# lumpy yard



## shan2themax (Jun 27, 2007)

If you have looked at my gallery... you can see, I had alot of grass to get rid of... well i did, I weedeated it down to about 4 inches and then mowed it yesterday.... wow... what work... my question is now.... How can i make the yard not so lumpy..... it is hard and lumpy... hard probably becuase we havent had much rain..... but seriously... you could get hurt in there.... do they make a roller(heavy) for such a problem?  How can I tell if it moles or just poor care from prior owners..... any suggestions would be much appreciated!!!!


----------



## Square Eye (Jun 27, 2007)

You might get by with a yard roller in the early spring when the ground is mushy, thawed and very wet but a roller is rarely successful at leveling a badly marred yard. It usually takes a tractor with a grade box or load of dirt brought in to fill the low spots.

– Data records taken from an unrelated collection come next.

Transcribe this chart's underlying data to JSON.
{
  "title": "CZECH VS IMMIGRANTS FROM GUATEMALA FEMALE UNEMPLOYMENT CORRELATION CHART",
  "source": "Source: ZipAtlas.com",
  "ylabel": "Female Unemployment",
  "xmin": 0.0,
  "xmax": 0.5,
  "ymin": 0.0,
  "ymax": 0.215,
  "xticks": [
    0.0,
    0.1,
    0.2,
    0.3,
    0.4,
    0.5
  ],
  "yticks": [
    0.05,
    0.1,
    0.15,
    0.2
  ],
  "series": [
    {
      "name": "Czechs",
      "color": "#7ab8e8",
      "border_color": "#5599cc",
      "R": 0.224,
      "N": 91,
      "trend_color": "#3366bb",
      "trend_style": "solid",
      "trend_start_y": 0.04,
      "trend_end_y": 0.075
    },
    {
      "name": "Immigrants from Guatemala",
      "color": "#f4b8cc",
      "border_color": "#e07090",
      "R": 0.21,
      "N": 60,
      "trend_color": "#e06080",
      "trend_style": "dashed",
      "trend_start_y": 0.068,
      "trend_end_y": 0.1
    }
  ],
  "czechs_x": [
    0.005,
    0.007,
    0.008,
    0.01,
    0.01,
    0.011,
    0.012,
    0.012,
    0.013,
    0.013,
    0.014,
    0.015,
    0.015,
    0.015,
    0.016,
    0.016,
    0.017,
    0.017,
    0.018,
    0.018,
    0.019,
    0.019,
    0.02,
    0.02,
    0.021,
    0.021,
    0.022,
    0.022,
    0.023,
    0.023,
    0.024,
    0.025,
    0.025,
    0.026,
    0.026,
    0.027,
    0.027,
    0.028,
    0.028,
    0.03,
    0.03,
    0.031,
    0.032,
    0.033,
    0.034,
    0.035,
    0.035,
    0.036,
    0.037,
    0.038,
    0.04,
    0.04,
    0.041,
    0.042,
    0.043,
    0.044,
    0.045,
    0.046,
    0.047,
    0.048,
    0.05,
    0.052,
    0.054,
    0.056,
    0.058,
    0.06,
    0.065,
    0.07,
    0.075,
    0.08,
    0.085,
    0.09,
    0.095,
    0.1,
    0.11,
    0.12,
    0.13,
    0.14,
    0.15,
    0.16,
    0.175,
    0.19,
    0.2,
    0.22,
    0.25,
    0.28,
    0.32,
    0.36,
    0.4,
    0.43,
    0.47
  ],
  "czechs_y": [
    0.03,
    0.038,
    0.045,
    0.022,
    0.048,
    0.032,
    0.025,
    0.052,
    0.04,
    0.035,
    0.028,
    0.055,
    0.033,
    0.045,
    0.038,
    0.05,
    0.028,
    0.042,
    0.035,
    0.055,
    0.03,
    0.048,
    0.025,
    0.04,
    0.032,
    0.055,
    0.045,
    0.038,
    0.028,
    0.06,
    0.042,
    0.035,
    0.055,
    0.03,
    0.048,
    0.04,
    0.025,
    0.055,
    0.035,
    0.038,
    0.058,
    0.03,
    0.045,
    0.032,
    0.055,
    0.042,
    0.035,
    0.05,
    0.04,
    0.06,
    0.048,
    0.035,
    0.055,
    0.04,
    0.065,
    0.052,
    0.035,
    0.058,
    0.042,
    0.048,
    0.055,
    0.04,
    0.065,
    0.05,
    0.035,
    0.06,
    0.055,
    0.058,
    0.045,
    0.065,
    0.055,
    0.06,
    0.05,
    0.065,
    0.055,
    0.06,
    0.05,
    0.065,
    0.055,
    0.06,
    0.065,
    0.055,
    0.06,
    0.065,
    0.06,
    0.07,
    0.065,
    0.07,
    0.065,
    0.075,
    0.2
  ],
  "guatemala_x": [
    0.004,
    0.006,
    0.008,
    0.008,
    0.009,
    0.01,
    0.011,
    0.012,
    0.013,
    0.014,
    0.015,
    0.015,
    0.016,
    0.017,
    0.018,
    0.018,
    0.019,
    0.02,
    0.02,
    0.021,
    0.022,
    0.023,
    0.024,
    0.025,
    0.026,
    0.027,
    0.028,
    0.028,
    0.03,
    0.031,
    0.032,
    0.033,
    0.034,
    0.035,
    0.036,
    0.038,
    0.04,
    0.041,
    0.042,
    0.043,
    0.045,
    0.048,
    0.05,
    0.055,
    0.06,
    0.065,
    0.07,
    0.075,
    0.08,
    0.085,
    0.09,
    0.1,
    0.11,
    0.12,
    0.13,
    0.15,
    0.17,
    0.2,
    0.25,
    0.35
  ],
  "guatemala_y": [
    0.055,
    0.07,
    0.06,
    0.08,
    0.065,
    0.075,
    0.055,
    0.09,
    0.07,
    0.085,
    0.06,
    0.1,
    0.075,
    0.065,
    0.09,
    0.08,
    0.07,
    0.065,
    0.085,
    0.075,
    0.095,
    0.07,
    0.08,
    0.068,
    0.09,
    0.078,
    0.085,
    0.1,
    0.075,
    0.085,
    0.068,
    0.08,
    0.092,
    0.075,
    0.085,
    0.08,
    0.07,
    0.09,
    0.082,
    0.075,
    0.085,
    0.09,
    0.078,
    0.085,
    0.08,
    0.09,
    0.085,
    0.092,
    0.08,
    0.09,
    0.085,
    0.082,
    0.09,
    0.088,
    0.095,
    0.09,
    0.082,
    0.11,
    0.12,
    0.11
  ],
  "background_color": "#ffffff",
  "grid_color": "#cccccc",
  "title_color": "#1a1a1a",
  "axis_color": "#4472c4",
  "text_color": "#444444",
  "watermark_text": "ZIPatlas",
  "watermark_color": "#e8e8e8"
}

A load of dirt is usually not much more expensive than a lawn roller that would be large enough to be effective.


----------



## Kerrylib (Jun 28, 2007)

Short of tilling everything up and grading it, I can't think of a way that would get you there quickly.

I would avoid the roller method myself.  I would guess that could lead to excessive compaction, dry spots, dead grass.......

Over a couple years, early spring, mow and power rake VERY short.  Then aereate and seed, followed with a load of good soil/compost/manure.  Rake that into the low spots and hope for some late snows to evenly compact everything.

Later in the summer perhaps a shovel or two of dirt in low spots.  Let the grass grow up through it before adding more.  Areate again in the fall.

A couple summers of this kind of attention should drastically even out the topography of your lawn.

Or if you can't wait, go for the heavy equipment and roll on new sod.  1-2 days and you'll have a country club quality surface.


----------